The there's the more fundamental question of the insistence on PA as the sole criterion for model value. The late Leo Breiman left many footprints on the statistical and predictive modeling community of which PA is one. His primary concern with PA was to address the many criticisms being made in the 90s regarding the instability and error inherent in running a single CART tree. His solution was to motivate “random forests” as an approximate and provisional method that would maximize accuracy and reduce instability by eliminating tree structure. He benchmarked the lower MSE from ~1,000 iterative RF “mini-models” against the error from a single logistic regression model. The only problem was that he never bothered to mention the glaring apples to oranges comparison: what might the logistic regression MSE have been if it had also been performed 1,000 times?
The 2008 Netflix Prize offered a sizeable monetary reward to any statistician or team able to improve upon the MSE of their recommender system. At the time, Netflix was spending $150 million a year on this system, convinced that the costs were more than recovered in customer loyalty and purchase of movies that would otherwise never have been chosen. The eventual winners used a complex ensemble of 107 different models.

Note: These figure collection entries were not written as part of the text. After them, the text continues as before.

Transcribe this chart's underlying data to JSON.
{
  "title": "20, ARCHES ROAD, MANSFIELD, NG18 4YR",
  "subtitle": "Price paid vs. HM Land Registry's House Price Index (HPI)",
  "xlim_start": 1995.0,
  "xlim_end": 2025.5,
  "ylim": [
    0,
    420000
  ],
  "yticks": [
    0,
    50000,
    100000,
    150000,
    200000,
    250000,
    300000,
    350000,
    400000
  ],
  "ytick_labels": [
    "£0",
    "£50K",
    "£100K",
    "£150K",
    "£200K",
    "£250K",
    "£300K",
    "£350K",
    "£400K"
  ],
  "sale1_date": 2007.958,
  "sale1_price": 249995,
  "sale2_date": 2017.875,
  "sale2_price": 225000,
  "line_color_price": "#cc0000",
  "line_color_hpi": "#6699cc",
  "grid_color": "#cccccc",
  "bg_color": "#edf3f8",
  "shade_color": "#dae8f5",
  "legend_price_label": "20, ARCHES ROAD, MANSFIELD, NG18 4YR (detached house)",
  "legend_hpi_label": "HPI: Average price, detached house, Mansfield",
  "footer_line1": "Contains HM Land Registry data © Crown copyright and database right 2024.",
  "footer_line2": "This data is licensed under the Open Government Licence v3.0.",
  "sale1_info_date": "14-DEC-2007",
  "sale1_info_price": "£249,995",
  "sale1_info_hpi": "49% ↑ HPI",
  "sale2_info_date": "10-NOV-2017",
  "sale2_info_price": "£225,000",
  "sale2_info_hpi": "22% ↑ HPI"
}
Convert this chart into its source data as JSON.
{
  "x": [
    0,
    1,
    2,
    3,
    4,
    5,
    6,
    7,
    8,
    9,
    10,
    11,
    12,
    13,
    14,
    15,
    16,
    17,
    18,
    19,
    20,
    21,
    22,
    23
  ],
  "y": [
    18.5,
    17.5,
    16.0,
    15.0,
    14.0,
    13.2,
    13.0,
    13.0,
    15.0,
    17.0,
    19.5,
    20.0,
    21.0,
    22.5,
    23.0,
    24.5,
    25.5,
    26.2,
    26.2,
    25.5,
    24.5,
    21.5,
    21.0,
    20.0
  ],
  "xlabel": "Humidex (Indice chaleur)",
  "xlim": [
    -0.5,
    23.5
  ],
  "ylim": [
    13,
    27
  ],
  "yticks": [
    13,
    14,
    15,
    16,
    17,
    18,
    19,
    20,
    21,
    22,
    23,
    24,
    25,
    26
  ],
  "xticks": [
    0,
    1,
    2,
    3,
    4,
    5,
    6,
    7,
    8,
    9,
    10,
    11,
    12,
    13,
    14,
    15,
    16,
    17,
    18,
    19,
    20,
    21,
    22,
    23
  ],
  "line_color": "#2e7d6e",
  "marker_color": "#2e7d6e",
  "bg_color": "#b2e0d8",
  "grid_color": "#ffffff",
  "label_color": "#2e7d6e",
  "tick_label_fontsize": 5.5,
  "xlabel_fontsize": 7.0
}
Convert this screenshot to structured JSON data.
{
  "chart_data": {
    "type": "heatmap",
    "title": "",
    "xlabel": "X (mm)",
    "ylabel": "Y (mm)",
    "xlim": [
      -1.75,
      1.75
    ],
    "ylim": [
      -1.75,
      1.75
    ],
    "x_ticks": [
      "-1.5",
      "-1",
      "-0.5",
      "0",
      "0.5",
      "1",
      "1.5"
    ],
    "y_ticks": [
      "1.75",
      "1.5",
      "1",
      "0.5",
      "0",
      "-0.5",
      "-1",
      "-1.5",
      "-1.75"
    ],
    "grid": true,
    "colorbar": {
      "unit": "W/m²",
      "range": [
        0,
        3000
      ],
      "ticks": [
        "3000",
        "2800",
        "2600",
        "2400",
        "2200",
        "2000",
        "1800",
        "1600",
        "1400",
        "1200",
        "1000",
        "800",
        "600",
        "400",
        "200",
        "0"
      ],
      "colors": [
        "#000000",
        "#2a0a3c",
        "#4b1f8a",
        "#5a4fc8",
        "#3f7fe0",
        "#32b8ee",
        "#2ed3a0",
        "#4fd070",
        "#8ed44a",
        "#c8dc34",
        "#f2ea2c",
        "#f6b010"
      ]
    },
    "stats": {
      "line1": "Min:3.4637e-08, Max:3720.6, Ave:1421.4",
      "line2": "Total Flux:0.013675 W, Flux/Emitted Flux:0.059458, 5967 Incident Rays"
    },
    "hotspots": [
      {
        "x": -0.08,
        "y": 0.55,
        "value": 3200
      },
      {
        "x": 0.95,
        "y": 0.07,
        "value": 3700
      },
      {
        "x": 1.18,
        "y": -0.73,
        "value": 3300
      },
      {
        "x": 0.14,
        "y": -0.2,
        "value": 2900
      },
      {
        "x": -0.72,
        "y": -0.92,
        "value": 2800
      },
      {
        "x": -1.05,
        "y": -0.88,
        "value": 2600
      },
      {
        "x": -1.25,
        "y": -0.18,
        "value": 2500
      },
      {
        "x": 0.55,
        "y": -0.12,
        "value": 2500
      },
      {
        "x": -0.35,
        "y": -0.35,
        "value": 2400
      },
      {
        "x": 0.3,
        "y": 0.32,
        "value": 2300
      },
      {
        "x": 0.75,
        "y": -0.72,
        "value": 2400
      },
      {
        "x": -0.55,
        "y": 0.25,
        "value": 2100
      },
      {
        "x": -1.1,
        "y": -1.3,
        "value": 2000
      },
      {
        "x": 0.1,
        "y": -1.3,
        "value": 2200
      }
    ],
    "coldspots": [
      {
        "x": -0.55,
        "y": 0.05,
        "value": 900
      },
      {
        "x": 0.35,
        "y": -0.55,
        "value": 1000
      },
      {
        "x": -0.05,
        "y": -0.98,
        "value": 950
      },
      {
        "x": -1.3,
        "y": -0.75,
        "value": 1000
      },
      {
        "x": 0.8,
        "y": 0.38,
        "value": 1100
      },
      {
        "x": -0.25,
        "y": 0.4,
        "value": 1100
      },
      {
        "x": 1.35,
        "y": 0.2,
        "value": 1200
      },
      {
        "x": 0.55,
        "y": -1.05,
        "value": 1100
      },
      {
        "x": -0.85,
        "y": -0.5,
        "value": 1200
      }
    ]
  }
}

As Netflix learned however, the real problem was that, from a fully loaded cost perspective, the actual improvement in error over their current model was a mere 0.005% reduction in the 5 point ratings. Not to mention that the IT costs in time, heavy-lifting and maintenance of the winning ensemble of 107 models more than nullified any gains from the error reduction. Given this, Netflix eventually abandoned the pursuit of MSE and no more Netflix Prizes have been awarded
And this is the point: minimizing predictive error can be easily gamed or p-hacked and is prone to analyst fraud (i.e., finding a solution that glorifies the analyst’s modeling skills, positively impacting his potential end-of-year bonus). Moreover, it is a completely statistical solution and goal set in an economic and business vacuum. The metric provides little or no consideration of ancillary, collateral costs -- the very real operational consequences evaluated from A to Z that should be an integral part of any fully-loaded, trade-off based decision-making process.
This has become one of those issues that is embedded in organizations and is very, very difficult to change. In other words, I am fully aware that I am tilting at windmills with this rant about the caveats with the use of PA.